Cash change program using loops and if/else

Question

Coding a program that allows user to input a cash amount up to $200.00 and then computes and prints its value in the following denominations (20, 10, 5, 1, .25, .10, .05, .0

Answer 1

Try this... Tested and it works. You problem was in the way reminder was being calculated. You need to divide the amt_ent again with previous step. Again all % operations work only with integers. So you need to convert your double to integer domain by multiplying with 100 before proceeding with calculations.

#include<stdio.h>
#include<stdlib.h>
main()
{
double amt_ent1;
int amt_ent;
int twenty, ten, five, one, quarter, dime, nickel, penny;
do
{ 
    printf ("Enter a dollar amount up to $200.00:");   //<== it is put in due to get the statement again else it execute with the same value.
    scanf ("%lf", &amt_ent1);
    amt_ent = (amt_ent1*100)/100;
    printf ("Name - Assignment 2 - Change-O-Matic\n");
    printf ("Amount entered: $%.2lf\n", amt_ent1);
    printf ("Change breakdown:\n");

    if ((amt_ent > 200.00) || (amt_ent < 00.00)) continue;

    amt_ent = amt_ent1 * 100;
    { /*Change in twenties*/
    twenty= (int) amt_ent/2000;
    if (twenty >= 2)
        printf("%i\t$20.00s\n", twenty);
    if (twenty == 1)
        printf ("%i\t$20.00\n", twenty);

        /*Change in tens*/
    amt_ent = amt_ent % 2000;
    ten = amt_ent/1000;


    if (ten >=2)
        printf ("%i\t$10.00s\n", ten);
    if (ten == 1)
        printf ("%i\t$10.00\n", ten);

        /*Change in fives*/
    amt_ent = amt_ent % 1000;
    five = amt_ent/500;

    if (five >= 2)
        printf ("%i\t$5.00s\n", five);
    if (five == 1)
        printf ("%i\t$5.00\n", five);

        /*Change in ones*/
    amt_ent = amt_ent % 500;
    one = amt_ent/100;

    if (one >= 2)
        printf ("%i\t$1.00s\n", one);
    if (one == 1)
        printf ("%i\t$1.00\n", one);

        /*Change in quarters*/
    amt_ent = amt_ent % 100;
    quarter = amt_ent/25;

    if (quarter >= 2)
        printf ("%i\t$.25s\n", quarter);
    if (quarter == 1)
        printf ("%i\t$.25\n", quarter);

    /*Change in dimes*/
    amt_ent = amt_ent % 25;
    dime = amt_ent/10;

    if (dime >= 2)
        printf ("%i\t$.10s\n", dime);
    if (dime == 1)
        printf ("%i\t$.10\n", dime);

        /*Change in nickels*/
    amt_ent = amt_ent % 10;
    nickel = amt_ent/5;

    if (nickel >= 2)
        printf ("%i\t$.05s\n", nickel);
    if (nickel == 1)
        printf ("%i\t$.05\n", nickel);

        /*Change in pennies*/
    amt_ent = amt_ent % 5;
    penny = amt_ent/1;

    if (penny >= 2)
        printf ("%i\t$.01s\n", penny);
    if (penny == 1)
        printf ("%i\t$.01\n", penny);
    }
}

while ((amt_ent <= 2000) && (amt_ent >= 0));  //<== it is put inside the do loop it is wrong, it come outside the do lopp.

return 0;
}

Answer 2

As regarding you error, there is extra brace present after printf ("Change breakdown:\n");. And you need not to put closing brace after while statement. while ((amt_ent <= 200.00) && (amt_ent >= 00.00));} Remove that also.

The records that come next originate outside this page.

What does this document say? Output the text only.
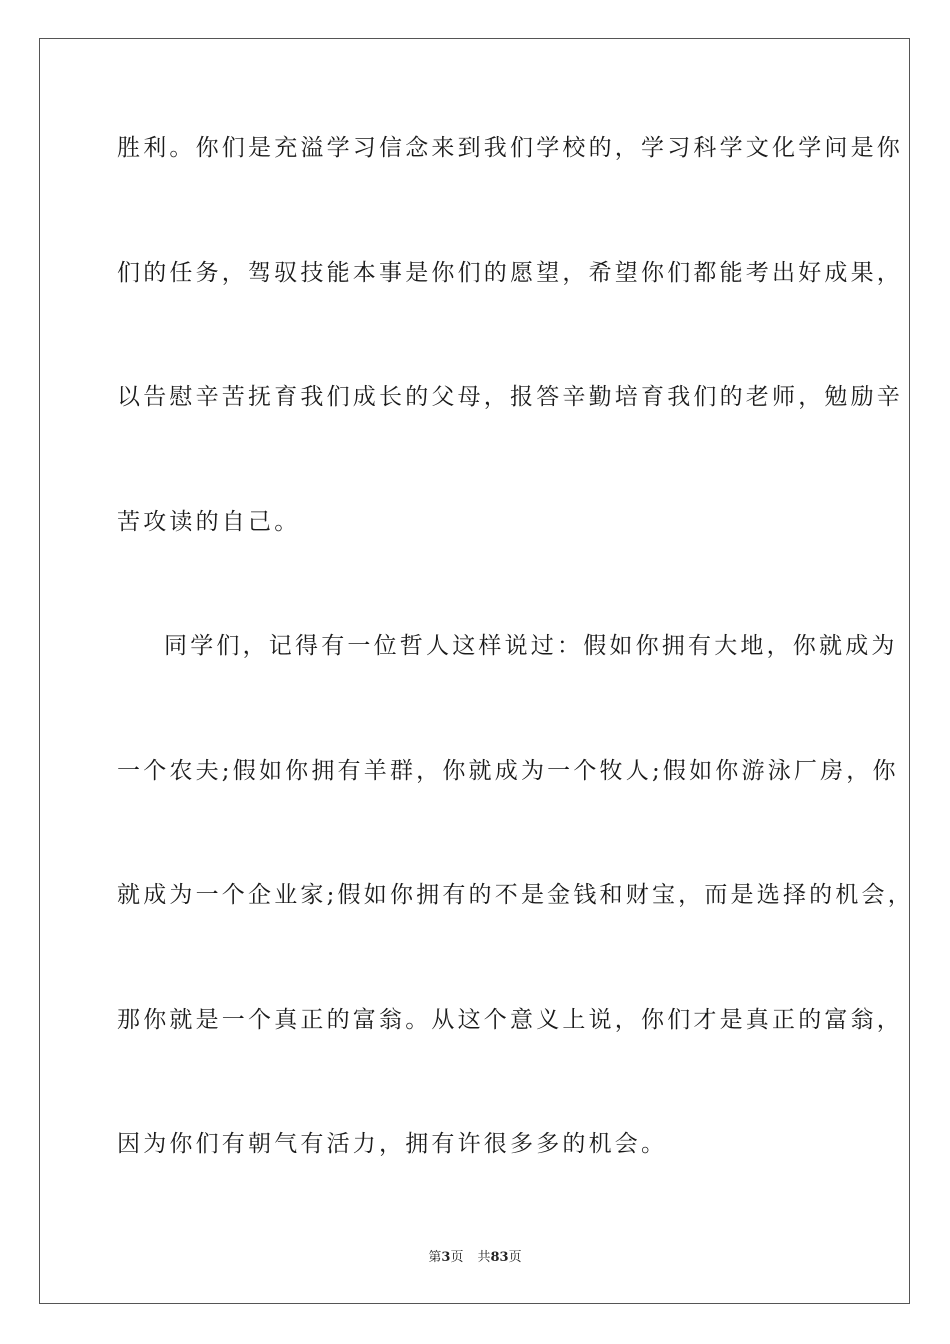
胜利。你们是充溢学习信念来到我们学校的，学习科学文化学问是你
们的任务，驾驭技能本事是你们的愿望，希望你们都能考出好成果，
以告慰辛苦抚育我们成长的父母，报答辛勤培育我们的老师，勉励辛
苦攻读的自己。
同学们，记得有一位哲人这样说过：假如你拥有大地，你就成为
一个农夫;假如你拥有羊群，你就成为一个牧人;假如你游泳厂房，你
就成为一个企业家;假如你拥有的不是金钱和财宝，而是选择的机会，
那你就是一个真正的富翁。从这个意义上说，你们才是真正的富翁，
因为你们有朝气有活力，拥有许很多多的机会。
第3页 共83页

For you valid amount handling problem, there is a continue command which skips the remaining loop and reiterate from beginning when encountered. You can use that.

do
  { 
      printf ("Enter a dollar amount up to $200.00:");
      scanf ("%lf", &amt_ent);
      if(amount_ent < 00.00 || amount_ent>200.00)
           continue;
      printf ("Name - Assignment 2 - Change-O-Matic\n");
      printf ("Amount entered: $%.2lf\n", ((amt_ent*100)/100));
      printf ("Change breakdown:\n");

If amount entered is invalid, the continue statement will execute and remains loop is skipped. Then printf ("Enter a dollar amount up to $200.00:"); will be executed. So you can see, user wont be able to go ahead of continue unless he enters correct value of amount.